Alternatively, this same behavior can be achieved without ever touching the topology, by using the couple-moltype, couple-lambda0, couple-lambda1, and couple-intramol keywords. See sections sec. Free energy calculations and sec. Free energy implementation for more information.

All three pair types always use plain Coulomb interactions, even when Reaction-field, PME, Ewald or shifted Coulomb interactions are selected for the non-bonded interactions. Energies for types 1 and 2 are written to the energy and log file in separate “LJ-14” and “Coulomb-14” entries per energy group pair. Energies for [ pairs_nb ] are added to the “LJ-(SR)” and “Coulomb-(SR)” terms.

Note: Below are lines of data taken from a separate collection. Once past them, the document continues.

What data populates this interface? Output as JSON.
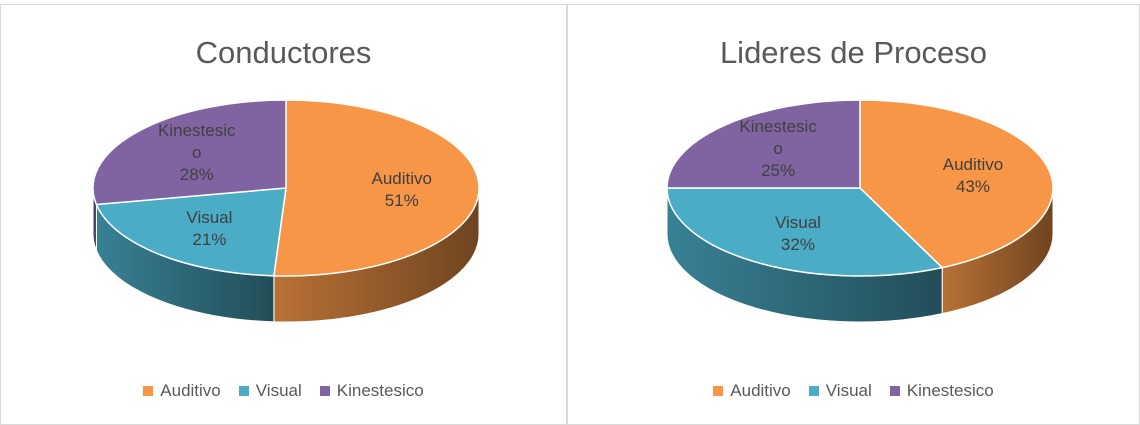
{
  "chart_data": [
    {
      "type": "pie",
      "title": "Conductores",
      "categories": [
        "Auditivo",
        "Visual",
        "Kinestesico"
      ],
      "values": [
        51,
        21,
        28
      ],
      "value_labels": [
        "51%",
        "21%",
        "28%"
      ],
      "colors": [
        "#F79646",
        "#4BACC6",
        "#8064A2"
      ],
      "legend": "bottom"
    },
    {
      "type": "pie",
      "title": "Lideres de Proceso",
      "categories": [
        "Auditivo",
        "Visual",
        "Kinestesico"
      ],
      "values": [
        43,
        32,
        25
      ],
      "value_labels": [
        "43%",
        "32%",
        "25%"
      ],
      "colors": [
        "#F79646",
        "#4BACC6",
        "#8064A2"
      ],
      "legend": "bottom"
    }
  ]
}
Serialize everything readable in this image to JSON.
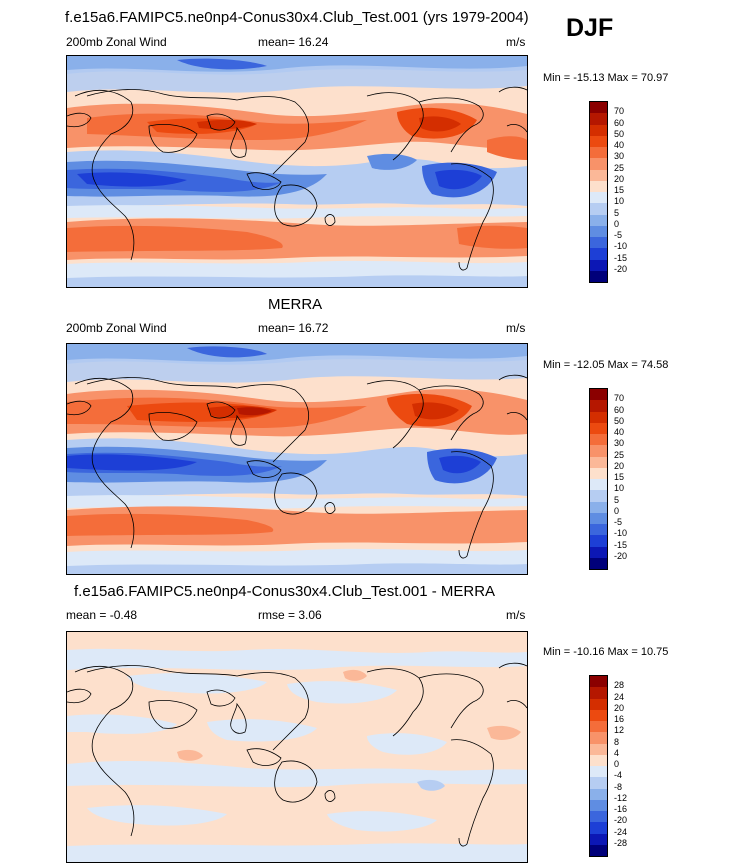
{
  "season": "DJF",
  "panels": [
    {
      "title": "f.e15a6.FAMIPC5.ne0np4-Conus30x4.Club_Test.001 (yrs 1979-2004)",
      "left_label": "200mb Zonal Wind",
      "mean_label": "mean=  16.24",
      "units": "m/s",
      "minmax": "Min = -15.13 Max = 70.97",
      "colorbar_labels": [
        "70",
        "60",
        "50",
        "40",
        "30",
        "25",
        "20",
        "15",
        "10",
        "5",
        "0",
        "-5",
        "-10",
        "-15",
        "-20"
      ],
      "colorbar_colors": [
        "#8b0000",
        "#b51700",
        "#d42e00",
        "#ec4a10",
        "#f46d3a",
        "#f89269",
        "#fbb898",
        "#fde0cc",
        "#dde9f8",
        "#b6cdf2",
        "#8ab0ea",
        "#5f8de2",
        "#3b66dd",
        "#1d3fd6",
        "#0c17b5",
        "#00007a"
      ]
    },
    {
      "title": "MERRA",
      "left_label": "200mb Zonal Wind",
      "mean_label": "mean=  16.72",
      "units": "m/s",
      "minmax": "Min = -12.05 Max = 74.58",
      "colorbar_labels": [
        "70",
        "60",
        "50",
        "40",
        "30",
        "25",
        "20",
        "15",
        "10",
        "5",
        "0",
        "-5",
        "-10",
        "-15",
        "-20"
      ],
      "colorbar_colors": [
        "#8b0000",
        "#b51700",
        "#d42e00",
        "#ec4a10",
        "#f46d3a",
        "#f89269",
        "#fbb898",
        "#fde0cc",
        "#dde9f8",
        "#b6cdf2",
        "#8ab0ea",
        "#5f8de2",
        "#3b66dd",
        "#1d3fd6",
        "#0c17b5",
        "#00007a"
      ]
    },
    {
      "title": "f.e15a6.FAMIPC5.ne0np4-Conus30x4.Club_Test.001 - MERRA",
      "left_label": "mean =  -0.48",
      "mean_label": "rmse =   3.06",
      "units": "m/s",
      "minmax": "Min = -10.16 Max = 10.75",
      "colorbar_labels": [
        "28",
        "24",
        "20",
        "16",
        "12",
        "8",
        "4",
        "0",
        "-4",
        "-8",
        "-12",
        "-16",
        "-20",
        "-24",
        "-28"
      ],
      "colorbar_colors": [
        "#8b0000",
        "#b51700",
        "#d42e00",
        "#ec4a10",
        "#f46d3a",
        "#f89269",
        "#fbb898",
        "#fde0cc",
        "#dde9f8",
        "#b6cdf2",
        "#8ab0ea",
        "#5f8de2",
        "#3b66dd",
        "#1d3fd6",
        "#0c17b5",
        "#00007a"
      ]
    }
  ]
}
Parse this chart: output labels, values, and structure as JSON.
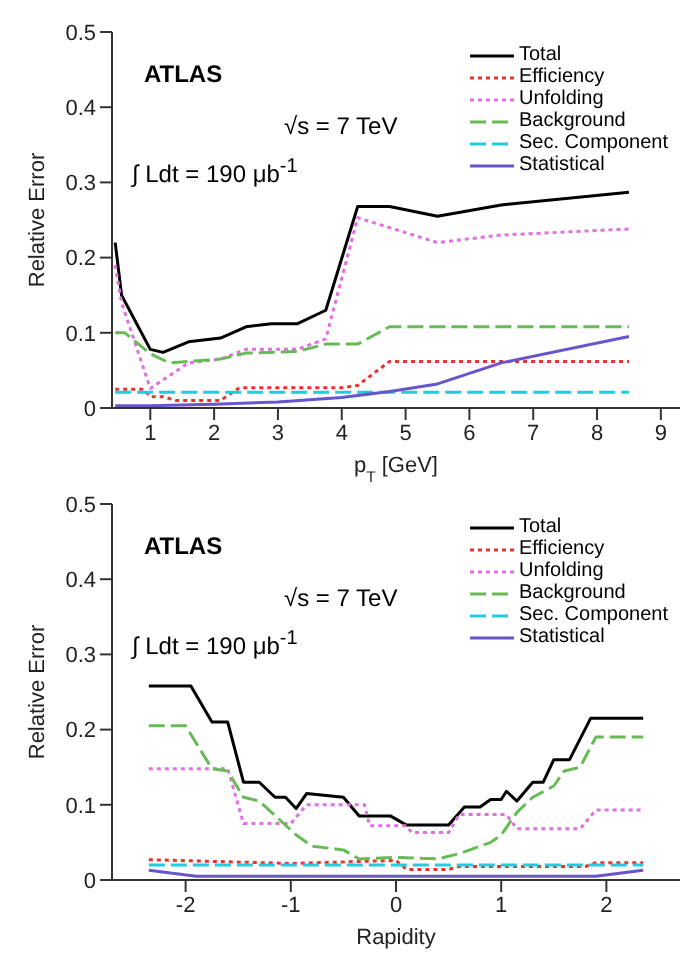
{
  "chart_data": [
    {
      "type": "line",
      "xlabel": "p$_{T}$ [GeV]",
      "ylabel": "Relative Error",
      "xlim": [
        0.4,
        9.3
      ],
      "xticks": [
        1,
        2,
        3,
        4,
        5,
        6,
        7,
        8,
        9
      ],
      "ylim": [
        0,
        0.5
      ],
      "yticks": [
        0,
        0.1,
        0.2,
        0.3,
        0.4,
        0.5
      ],
      "grid": false,
      "legend": "top right",
      "marker": "none",
      "annotations": [
        "ATLAS",
        "√s = 7 TeV",
        "∫ Ldt = 190 μb$^{-1}$"
      ],
      "series": [
        {
          "name": "Total",
          "color": "#000000",
          "line_style": "solid",
          "x": [
            0.45,
            0.55,
            1,
            1.2,
            1.6,
            2.1,
            2.5,
            2.9,
            3.3,
            3.75,
            4.25,
            4.75,
            5.5,
            6.5,
            8.5
          ],
          "values": [
            0.22,
            0.15,
            0.078,
            0.074,
            0.088,
            0.093,
            0.108,
            0.112,
            0.112,
            0.13,
            0.268,
            0.268,
            0.255,
            0.27,
            0.287
          ]
        },
        {
          "name": "Efficiency",
          "color": "#e8322b",
          "line_style": "dotted",
          "x": [
            0.45,
            0.9,
            1,
            1.2,
            1.4,
            2.1,
            2.4,
            4.0,
            4.25,
            4.75,
            8.5
          ],
          "values": [
            0.025,
            0.025,
            0.015,
            0.015,
            0.01,
            0.01,
            0.027,
            0.027,
            0.03,
            0.062,
            0.062
          ]
        },
        {
          "name": "Unfolding",
          "color": "#e070e0",
          "line_style": "dotted",
          "x": [
            0.45,
            0.55,
            1,
            1.6,
            2.1,
            2.5,
            3.3,
            3.75,
            4.25,
            5.5,
            6.5,
            8.5
          ],
          "values": [
            0.19,
            0.14,
            0.026,
            0.06,
            0.065,
            0.078,
            0.078,
            0.092,
            0.253,
            0.22,
            0.23,
            0.238
          ]
        },
        {
          "name": "Background",
          "color": "#66bb55",
          "line_style": "dashed",
          "x": [
            0.45,
            0.6,
            1,
            1.3,
            2.1,
            2.5,
            3.3,
            3.75,
            4.25,
            4.75,
            8.5
          ],
          "values": [
            0.1,
            0.1,
            0.072,
            0.06,
            0.065,
            0.073,
            0.075,
            0.085,
            0.085,
            0.108,
            0.108
          ]
        },
        {
          "name": "Sec. Component",
          "color": "#22ccdd",
          "line_style": "dashed",
          "x": [
            0.45,
            8.5
          ],
          "values": [
            0.021,
            0.021
          ]
        },
        {
          "name": "Statistical",
          "color": "#6655cc",
          "line_style": "solid",
          "x": [
            0.45,
            1,
            2,
            3,
            4,
            4.75,
            5.5,
            6.5,
            8.5
          ],
          "values": [
            0.003,
            0.003,
            0.005,
            0.008,
            0.014,
            0.022,
            0.032,
            0.06,
            0.095
          ]
        }
      ]
    },
    {
      "type": "line",
      "xlabel": "Rapidity",
      "ylabel": "Relative Error",
      "xlim": [
        -2.7,
        2.7
      ],
      "xticks": [
        -2,
        -1,
        0,
        1,
        2
      ],
      "ylim": [
        0,
        0.5
      ],
      "yticks": [
        0,
        0.1,
        0.2,
        0.3,
        0.4,
        0.5
      ],
      "grid": false,
      "legend": "top right",
      "marker": "none",
      "annotations": [
        "ATLAS",
        "√s = 7 TeV",
        "∫ Ldt = 190 μb$^{-1}$"
      ],
      "series": [
        {
          "name": "Total",
          "color": "#000000",
          "line_style": "solid",
          "x": [
            -2.35,
            -1.95,
            -1.75,
            -1.6,
            -1.45,
            -1.3,
            -1.15,
            -1.05,
            -0.95,
            -0.85,
            -0.5,
            -0.35,
            -0.05,
            0.1,
            0.5,
            0.65,
            0.8,
            0.9,
            1.0,
            1.05,
            1.15,
            1.3,
            1.4,
            1.5,
            1.65,
            1.85,
            2.35
          ],
          "values": [
            0.258,
            0.258,
            0.21,
            0.21,
            0.13,
            0.13,
            0.11,
            0.11,
            0.095,
            0.115,
            0.11,
            0.085,
            0.085,
            0.073,
            0.073,
            0.097,
            0.097,
            0.107,
            0.107,
            0.118,
            0.105,
            0.13,
            0.13,
            0.16,
            0.16,
            0.215,
            0.215
          ]
        },
        {
          "name": "Efficiency",
          "color": "#e8322b",
          "line_style": "dotted",
          "x": [
            -2.35,
            -1.0,
            0,
            0.1,
            0.5,
            0.6,
            1.8,
            1.9,
            2.35
          ],
          "values": [
            0.027,
            0.022,
            0.026,
            0.014,
            0.014,
            0.018,
            0.018,
            0.023,
            0.023
          ]
        },
        {
          "name": "Unfolding",
          "color": "#e070e0",
          "line_style": "dotted",
          "x": [
            -2.35,
            -1.6,
            -1.45,
            -1.0,
            -0.85,
            -0.3,
            -0.25,
            0.1,
            0.15,
            0.5,
            0.6,
            1.05,
            1.15,
            1.75,
            1.9,
            2.35
          ],
          "values": [
            0.148,
            0.148,
            0.075,
            0.075,
            0.1,
            0.1,
            0.072,
            0.072,
            0.063,
            0.063,
            0.087,
            0.087,
            0.068,
            0.068,
            0.093,
            0.093
          ]
        },
        {
          "name": "Background",
          "color": "#66bb55",
          "line_style": "dashed",
          "x": [
            -2.35,
            -2.0,
            -1.75,
            -1.6,
            -1.45,
            -1.3,
            -0.95,
            -0.8,
            -0.5,
            -0.35,
            0,
            0.4,
            0.6,
            0.9,
            1.0,
            1.15,
            1.3,
            1.5,
            1.6,
            1.75,
            1.9,
            2.35
          ],
          "values": [
            0.205,
            0.205,
            0.148,
            0.145,
            0.11,
            0.105,
            0.06,
            0.045,
            0.04,
            0.028,
            0.03,
            0.028,
            0.035,
            0.05,
            0.06,
            0.09,
            0.11,
            0.125,
            0.145,
            0.15,
            0.19,
            0.19
          ]
        },
        {
          "name": "Sec. Component",
          "color": "#22ccdd",
          "line_style": "dashed",
          "x": [
            -2.35,
            2.35
          ],
          "values": [
            0.02,
            0.02
          ]
        },
        {
          "name": "Statistical",
          "color": "#6655cc",
          "line_style": "solid",
          "x": [
            -2.35,
            -1.9,
            1.9,
            2.35
          ],
          "values": [
            0.013,
            0.005,
            0.005,
            0.013
          ]
        }
      ]
    }
  ]
}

The exclusions for non-bonded interactions are generated by grompp for neighboring atoms up to a certain number of bonds away, as defined in the [ moleculetype ] section in the topology file (see Topology file). Particles are considered bonded when they are connected by “chemical” bonds ([ bonds ] types 1 to 5, 7 or 8) or constraints ([ constraints ] type 1). Type 5 [ bonds ] can be used to create a connection between two atoms without creating an interaction. There is a harmonic interaction ([ bonds ] type 6) that does not connect the atoms by a chemical bond. There is also a second constraint type ([ constraints ] type 2) that fixes the distance, but does not connect the atoms by a chemical bond. For a complete list of all these interactions, see Table 14.

Extra exclusions within a molecule can be added manually in a [ exclusions ] section. Each line should start with one atom index, followed by one or more atom indices. All non-bonded interactions between the first atom and the other atoms will be excluded.

When all non-bonded interactions within or between groups of atoms need to be excluded, is it more convenient and much more efficient to use energy monitor group exclusions (see sec. The group concept).